Ultra-Thin MoSe₂ Grating Traps Infrared Light | Phys.org

March 19, 2026 Rachel Kim – Technology Editor Technology

Scientists at the University of Warsaw’s Faculty of Physics, in collaboration with Łódź University of Technology, Warsaw University of Technology, and the Polish Academy of Sciences, have demonstrated a method of trapping infrared light within a layer of material just 40 nanometers thick, a development announced today, March 19, 2026.

The breakthrough centers on the apply of molybdenum diselenide (MoSe₂), a layered van der Waals semiconductor, engineered into a subwavelength grating. This grating structure, according to researchers, confines infrared light at a scale significantly smaller than the wavelength of the light itself. The refractive index of MoSe₂—approximately 4.5—is substantially higher than that of materials traditionally used in photonics, enabling this enhanced light manipulation.
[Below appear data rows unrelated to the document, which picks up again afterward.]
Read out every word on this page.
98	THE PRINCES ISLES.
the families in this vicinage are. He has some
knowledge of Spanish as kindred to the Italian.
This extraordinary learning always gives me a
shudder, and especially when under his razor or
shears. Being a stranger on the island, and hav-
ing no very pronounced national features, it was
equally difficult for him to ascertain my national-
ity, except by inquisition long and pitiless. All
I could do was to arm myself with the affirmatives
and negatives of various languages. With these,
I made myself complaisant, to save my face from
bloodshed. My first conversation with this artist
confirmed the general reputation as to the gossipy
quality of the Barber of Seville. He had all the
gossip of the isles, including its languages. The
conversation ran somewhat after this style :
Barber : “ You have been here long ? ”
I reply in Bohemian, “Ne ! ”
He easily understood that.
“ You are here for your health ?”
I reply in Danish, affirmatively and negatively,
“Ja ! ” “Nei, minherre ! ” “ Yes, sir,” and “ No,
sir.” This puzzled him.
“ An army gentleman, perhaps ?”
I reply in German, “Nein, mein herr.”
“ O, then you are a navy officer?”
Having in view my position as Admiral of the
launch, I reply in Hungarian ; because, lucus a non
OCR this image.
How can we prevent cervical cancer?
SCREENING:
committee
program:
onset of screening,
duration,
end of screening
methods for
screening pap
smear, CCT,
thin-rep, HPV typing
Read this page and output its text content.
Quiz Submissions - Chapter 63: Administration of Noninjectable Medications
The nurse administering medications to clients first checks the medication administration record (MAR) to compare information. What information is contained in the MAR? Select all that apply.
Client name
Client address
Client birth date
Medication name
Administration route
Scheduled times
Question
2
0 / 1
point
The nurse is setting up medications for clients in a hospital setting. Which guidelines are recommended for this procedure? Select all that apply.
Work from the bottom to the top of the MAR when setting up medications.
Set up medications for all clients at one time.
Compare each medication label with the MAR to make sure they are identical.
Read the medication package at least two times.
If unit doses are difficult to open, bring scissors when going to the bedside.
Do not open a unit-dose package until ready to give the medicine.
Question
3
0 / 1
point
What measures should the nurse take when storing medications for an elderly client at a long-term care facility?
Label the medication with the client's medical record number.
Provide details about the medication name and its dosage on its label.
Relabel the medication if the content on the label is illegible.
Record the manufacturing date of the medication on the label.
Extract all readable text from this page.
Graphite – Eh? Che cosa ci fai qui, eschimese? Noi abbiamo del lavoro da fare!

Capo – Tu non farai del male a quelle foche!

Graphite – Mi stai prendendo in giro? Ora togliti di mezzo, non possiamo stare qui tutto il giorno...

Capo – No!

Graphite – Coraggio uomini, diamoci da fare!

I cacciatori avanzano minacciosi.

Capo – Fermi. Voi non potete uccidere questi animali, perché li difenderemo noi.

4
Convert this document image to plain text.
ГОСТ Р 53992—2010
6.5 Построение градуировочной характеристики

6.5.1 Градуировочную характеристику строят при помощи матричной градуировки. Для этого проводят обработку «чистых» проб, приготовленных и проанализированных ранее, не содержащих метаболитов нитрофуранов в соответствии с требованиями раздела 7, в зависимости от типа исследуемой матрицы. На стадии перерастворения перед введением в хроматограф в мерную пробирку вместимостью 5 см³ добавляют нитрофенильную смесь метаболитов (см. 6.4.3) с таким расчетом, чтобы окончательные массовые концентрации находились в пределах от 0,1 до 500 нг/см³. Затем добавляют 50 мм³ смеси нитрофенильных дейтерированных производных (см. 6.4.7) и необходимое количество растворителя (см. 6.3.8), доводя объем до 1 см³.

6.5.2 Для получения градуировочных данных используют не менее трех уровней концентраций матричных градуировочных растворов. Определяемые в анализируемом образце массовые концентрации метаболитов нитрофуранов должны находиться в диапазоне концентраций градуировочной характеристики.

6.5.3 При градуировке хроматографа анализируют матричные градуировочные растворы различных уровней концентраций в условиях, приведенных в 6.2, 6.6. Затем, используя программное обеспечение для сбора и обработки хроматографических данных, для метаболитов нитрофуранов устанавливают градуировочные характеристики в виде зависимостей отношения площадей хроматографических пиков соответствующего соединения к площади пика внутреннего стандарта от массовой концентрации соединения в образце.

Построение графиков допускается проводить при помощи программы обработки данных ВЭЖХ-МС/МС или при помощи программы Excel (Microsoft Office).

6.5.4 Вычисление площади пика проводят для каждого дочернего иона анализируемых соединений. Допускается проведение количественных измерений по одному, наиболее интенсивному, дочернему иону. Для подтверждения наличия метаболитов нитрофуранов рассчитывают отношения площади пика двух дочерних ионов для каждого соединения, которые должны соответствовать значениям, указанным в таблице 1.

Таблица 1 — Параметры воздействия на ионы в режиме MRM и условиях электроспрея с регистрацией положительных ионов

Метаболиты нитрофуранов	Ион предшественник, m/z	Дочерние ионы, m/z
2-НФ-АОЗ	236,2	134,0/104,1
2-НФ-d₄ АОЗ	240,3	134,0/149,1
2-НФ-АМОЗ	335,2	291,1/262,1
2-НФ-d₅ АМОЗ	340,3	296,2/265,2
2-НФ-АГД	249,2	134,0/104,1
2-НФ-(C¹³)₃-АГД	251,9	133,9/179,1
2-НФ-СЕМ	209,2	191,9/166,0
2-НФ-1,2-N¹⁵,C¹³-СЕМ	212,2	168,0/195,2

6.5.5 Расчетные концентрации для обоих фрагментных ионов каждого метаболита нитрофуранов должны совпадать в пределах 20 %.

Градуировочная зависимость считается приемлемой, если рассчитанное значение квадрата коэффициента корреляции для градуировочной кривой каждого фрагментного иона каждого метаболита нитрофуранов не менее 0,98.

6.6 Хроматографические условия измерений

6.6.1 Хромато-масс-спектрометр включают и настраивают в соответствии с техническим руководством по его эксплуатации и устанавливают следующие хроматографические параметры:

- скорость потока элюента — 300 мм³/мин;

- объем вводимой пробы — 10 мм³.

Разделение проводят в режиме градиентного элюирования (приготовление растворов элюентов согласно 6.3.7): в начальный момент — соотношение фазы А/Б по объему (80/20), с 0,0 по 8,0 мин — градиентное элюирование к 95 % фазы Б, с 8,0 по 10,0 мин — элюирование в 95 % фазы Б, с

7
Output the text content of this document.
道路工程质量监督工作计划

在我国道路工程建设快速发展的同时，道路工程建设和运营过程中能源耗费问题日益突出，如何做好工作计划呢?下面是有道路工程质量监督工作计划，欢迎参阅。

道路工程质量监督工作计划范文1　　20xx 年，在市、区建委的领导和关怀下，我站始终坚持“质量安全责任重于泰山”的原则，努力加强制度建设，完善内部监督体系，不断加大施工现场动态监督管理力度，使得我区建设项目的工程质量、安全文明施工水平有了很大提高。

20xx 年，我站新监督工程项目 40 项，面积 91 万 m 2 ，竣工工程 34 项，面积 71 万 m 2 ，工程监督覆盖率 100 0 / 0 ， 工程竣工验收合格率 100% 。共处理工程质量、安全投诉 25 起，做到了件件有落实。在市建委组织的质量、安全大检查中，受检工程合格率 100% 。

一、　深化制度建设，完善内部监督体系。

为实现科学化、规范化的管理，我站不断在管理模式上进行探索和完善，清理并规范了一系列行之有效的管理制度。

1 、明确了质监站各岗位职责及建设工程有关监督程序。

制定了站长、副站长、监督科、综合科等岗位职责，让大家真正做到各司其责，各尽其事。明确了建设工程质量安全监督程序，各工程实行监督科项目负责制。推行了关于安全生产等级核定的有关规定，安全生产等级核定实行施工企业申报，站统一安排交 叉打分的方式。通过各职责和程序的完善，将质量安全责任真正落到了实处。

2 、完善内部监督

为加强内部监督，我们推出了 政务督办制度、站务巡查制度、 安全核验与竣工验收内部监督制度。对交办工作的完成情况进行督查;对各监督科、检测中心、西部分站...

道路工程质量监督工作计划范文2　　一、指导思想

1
The research addresses a key challenge in photonics: the difficulty of miniaturizing photonic devices. Conventional photonic components require dimensions comparable to the wavelength of light, limiting the density of integrated photonic circuits. Subwavelength gratings offer a potential solution by controlling light at scales below its wavelength, acting similarly to prisms to diffract and manipulate light.

Researchers have integrated a MoSe₂/WS₂ heterojunction photodiode with a silicon nitride waveguide, achieving high responsivity—around 1 Ampere per Watt—at a wavelength of 780 nanometers. This configuration also suppresses dark current to approximately 50 picoamperes, a significant reduction compared to devices using only MoSe₂. The power spectral density of the dark current was measured as low as 1 x 10⁻¹² Amperes per square root of Hertz, resulting in a noise equivalent power of approximately 1 x 10⁻¹² Watts per square root of Hertz.

The integrated photodetector has been used to characterize the transfer function of a microring resonator on the same chip, demonstrating its utility in advanced optical systems. The ability to integrate such photodetectors with high performance in the near-infrared regime is expected to be critical for future developments in optical communications, quantum photonics, and biochemical sensing, according to a study published in Light Science & Applications.

Detection of near-infrared light is also considered promising for integrated quantum photonic devices, particularly in relation to color centers in silicon carbide, diamond, and hexagonal boron nitride, which emit photons in the visible and near-infrared spectrum. Efforts are underway to integrate these potential qubits with nanoscale devices.